Enchante ~あなたに逢えてよかった~
2 地方の街

日本のほぼ真ん中に位置する県にあるこの街は
都会と田舎とのバランスが上手くとれている街だ。
市庁舎のある街のセントラルから車で15分も走ると
緑の山河の合間に河川が流れるのどかな景色が目前に広がる。


日本最大手メーカーの本社と幾つかの生産工場を有しているため
人口も40万人を越える大都市並みで
医療や教育、文化、娯楽、住環境は
地方とは思えないほどのレベルに整えられていて
人口の大半を占める社員の保養施設等も市内各所に点在している。
広大な敷地に様々なスポーツのフィールドを有する
スポーツセンターをはじめ、提携しているゴルフ場、テニスコート、
ジム等もあり、社員以外でも料金を払えば利用できるため
(社員よりは割り増し)週末になるとどこも人で溢れかえった。

  
そして数年前に、新たな保養施設として
街の東端であり隣市との境界に近い小山を拓いた高台に
ホテルを建設した。

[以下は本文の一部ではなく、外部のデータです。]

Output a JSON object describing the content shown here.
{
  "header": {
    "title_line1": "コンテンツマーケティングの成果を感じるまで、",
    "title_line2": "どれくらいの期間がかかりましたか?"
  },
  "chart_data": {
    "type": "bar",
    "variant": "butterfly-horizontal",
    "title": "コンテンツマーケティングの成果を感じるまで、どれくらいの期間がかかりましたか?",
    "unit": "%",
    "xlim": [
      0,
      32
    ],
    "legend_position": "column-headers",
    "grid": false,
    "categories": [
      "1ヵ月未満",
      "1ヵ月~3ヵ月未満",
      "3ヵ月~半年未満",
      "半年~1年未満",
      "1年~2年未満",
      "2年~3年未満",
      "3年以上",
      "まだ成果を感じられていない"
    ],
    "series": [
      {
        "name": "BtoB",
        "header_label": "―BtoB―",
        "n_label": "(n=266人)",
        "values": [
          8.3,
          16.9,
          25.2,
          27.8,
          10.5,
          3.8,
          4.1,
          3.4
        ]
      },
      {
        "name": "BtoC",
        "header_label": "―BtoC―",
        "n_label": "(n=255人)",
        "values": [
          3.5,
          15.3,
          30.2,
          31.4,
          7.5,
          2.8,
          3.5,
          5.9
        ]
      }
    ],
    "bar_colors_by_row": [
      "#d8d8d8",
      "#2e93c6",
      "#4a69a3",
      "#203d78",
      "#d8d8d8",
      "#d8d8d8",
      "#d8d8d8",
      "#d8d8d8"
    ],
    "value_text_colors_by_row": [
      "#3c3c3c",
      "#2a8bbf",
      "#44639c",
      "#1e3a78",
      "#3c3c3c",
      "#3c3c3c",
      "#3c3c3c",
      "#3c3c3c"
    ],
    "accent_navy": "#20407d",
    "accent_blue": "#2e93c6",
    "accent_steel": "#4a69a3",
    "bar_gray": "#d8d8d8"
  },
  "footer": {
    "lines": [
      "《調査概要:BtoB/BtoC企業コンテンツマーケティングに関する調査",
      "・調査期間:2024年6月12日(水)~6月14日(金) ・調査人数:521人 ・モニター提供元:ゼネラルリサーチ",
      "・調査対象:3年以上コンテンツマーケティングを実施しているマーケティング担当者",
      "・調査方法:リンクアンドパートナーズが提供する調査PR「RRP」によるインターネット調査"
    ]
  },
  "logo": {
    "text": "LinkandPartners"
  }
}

コンセプトは「手近でリゾート」だ。
屋内外プール、全天候型の屋内テニスコート、クアハウス
インストラクターが常駐するスポーツジム等を有し
和洋のレストランと、中庭に造られた離れ風の建物での鉄板焼きは
ちょっとお洒落なバーベキューができると、シーズンを問わず
ファミリーや若者のグループなどに人気だった。
その全ての施設はメーカーの社員でなくても、また宿泊客でなくても
気軽に利用することができ、開設されている各種スクールも同様だった。


大企業を招致、あるいは誘致すると市政と市民が受ける恩恵が
どれほど大きいかを証明しているような街だった。
人が集まるということは、すなわち需要が増えるということだ。
需要が増えれば供給も増える。不景気であっても、それなりに
この街には仕事があり求人があるのも然りだった。




「こんばんは」



肩から滑り落ちたラケットバックを背負いなおしながら
ドアを開けた松平絢子もその恩恵の一端に与る一人だった。